Way Station won the 1964 Hugo Award for Best Novel.
[edit] Plot summary
Enoch Wallace, an American Civil War veteran, is chosen by an alien called Ulysses to administer a way station for interplanetary travel. Wallace is the only human being who knows of the existence of these aliens, until almost a hundred years later, when the US government becomes aware of and suspicious about his failure to age or die. At the same time, a powerful artifact sacred to the aliens for whom Wallace works is stolen, and Wallace becomes convinced that the Earth is about to be consumed by a nuclear war.

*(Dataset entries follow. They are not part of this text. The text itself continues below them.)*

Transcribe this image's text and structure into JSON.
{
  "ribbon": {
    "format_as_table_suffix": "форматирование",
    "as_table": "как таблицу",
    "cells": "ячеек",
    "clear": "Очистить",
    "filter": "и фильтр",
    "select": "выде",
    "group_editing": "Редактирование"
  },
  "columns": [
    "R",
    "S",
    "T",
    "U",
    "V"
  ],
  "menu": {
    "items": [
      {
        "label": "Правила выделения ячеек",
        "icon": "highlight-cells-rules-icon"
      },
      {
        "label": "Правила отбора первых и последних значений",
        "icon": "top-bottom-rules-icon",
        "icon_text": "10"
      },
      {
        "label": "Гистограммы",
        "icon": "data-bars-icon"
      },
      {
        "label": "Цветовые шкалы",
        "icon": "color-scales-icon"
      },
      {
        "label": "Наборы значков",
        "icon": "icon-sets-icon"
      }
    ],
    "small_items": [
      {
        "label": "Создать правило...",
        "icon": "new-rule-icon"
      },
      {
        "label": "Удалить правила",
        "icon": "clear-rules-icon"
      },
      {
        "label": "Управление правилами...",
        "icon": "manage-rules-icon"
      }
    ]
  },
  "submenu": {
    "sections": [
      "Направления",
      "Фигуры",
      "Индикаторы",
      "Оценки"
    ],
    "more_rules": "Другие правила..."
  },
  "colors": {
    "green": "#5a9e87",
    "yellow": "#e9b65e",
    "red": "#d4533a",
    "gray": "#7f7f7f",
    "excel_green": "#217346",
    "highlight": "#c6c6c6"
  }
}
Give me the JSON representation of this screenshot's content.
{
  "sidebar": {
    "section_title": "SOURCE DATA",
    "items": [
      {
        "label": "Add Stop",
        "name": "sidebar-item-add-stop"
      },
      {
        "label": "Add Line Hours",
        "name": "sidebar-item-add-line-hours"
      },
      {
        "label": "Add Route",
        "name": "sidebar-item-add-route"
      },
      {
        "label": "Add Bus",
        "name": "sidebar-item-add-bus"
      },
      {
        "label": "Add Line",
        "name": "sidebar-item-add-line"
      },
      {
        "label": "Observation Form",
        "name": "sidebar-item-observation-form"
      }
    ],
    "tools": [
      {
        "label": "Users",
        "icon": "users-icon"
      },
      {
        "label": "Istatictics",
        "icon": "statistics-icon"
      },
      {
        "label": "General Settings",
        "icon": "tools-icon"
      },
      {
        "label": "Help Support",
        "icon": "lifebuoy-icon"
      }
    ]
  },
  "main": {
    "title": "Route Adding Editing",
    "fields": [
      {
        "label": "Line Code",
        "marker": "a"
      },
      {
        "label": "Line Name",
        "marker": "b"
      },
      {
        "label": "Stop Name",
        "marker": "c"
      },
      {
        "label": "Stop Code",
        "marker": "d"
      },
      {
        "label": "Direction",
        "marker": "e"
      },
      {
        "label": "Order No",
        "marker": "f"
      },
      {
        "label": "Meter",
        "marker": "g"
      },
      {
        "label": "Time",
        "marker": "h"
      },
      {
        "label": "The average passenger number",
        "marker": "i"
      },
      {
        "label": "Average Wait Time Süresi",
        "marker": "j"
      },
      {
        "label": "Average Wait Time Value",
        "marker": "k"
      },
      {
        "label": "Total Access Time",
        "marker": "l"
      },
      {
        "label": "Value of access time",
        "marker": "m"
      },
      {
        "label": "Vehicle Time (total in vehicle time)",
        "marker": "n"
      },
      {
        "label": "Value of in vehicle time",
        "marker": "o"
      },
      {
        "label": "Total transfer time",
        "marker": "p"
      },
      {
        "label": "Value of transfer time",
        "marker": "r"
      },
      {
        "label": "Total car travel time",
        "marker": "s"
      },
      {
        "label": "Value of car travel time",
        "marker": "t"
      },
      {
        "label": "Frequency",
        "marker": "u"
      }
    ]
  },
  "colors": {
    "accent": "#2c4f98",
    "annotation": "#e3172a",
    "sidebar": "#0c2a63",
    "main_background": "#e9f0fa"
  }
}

The novel has a number of subplots that erupt from nowhere and are finally drawn together at the end; the government is very interested in him and spies on him for an indeterminate time, he has a psychotic neighbor family whose daughter is a deaf mute who heals warts, birds and butterflies and is the total antithesis of her clan, adopting an alien math he computes that the world will go to war and predicts nuclear suicide, he has a gun he never uses but one day he goes into the cellar and there's an elaborate gun range operated with alien technology that inserts you into the hunt for monstrous beasts, the talisman - the galaxy’s connection to the spiral force is lost and the creatures of the galaxy are beginning to feud like the Mid East sans war, his ghostly support system which he created years ago collapses on him, and he is left with the choice of allowing the earth to destroy itself in war or call down a galaxy sponsored "dumbing down" that would last for generations but avert the looming war.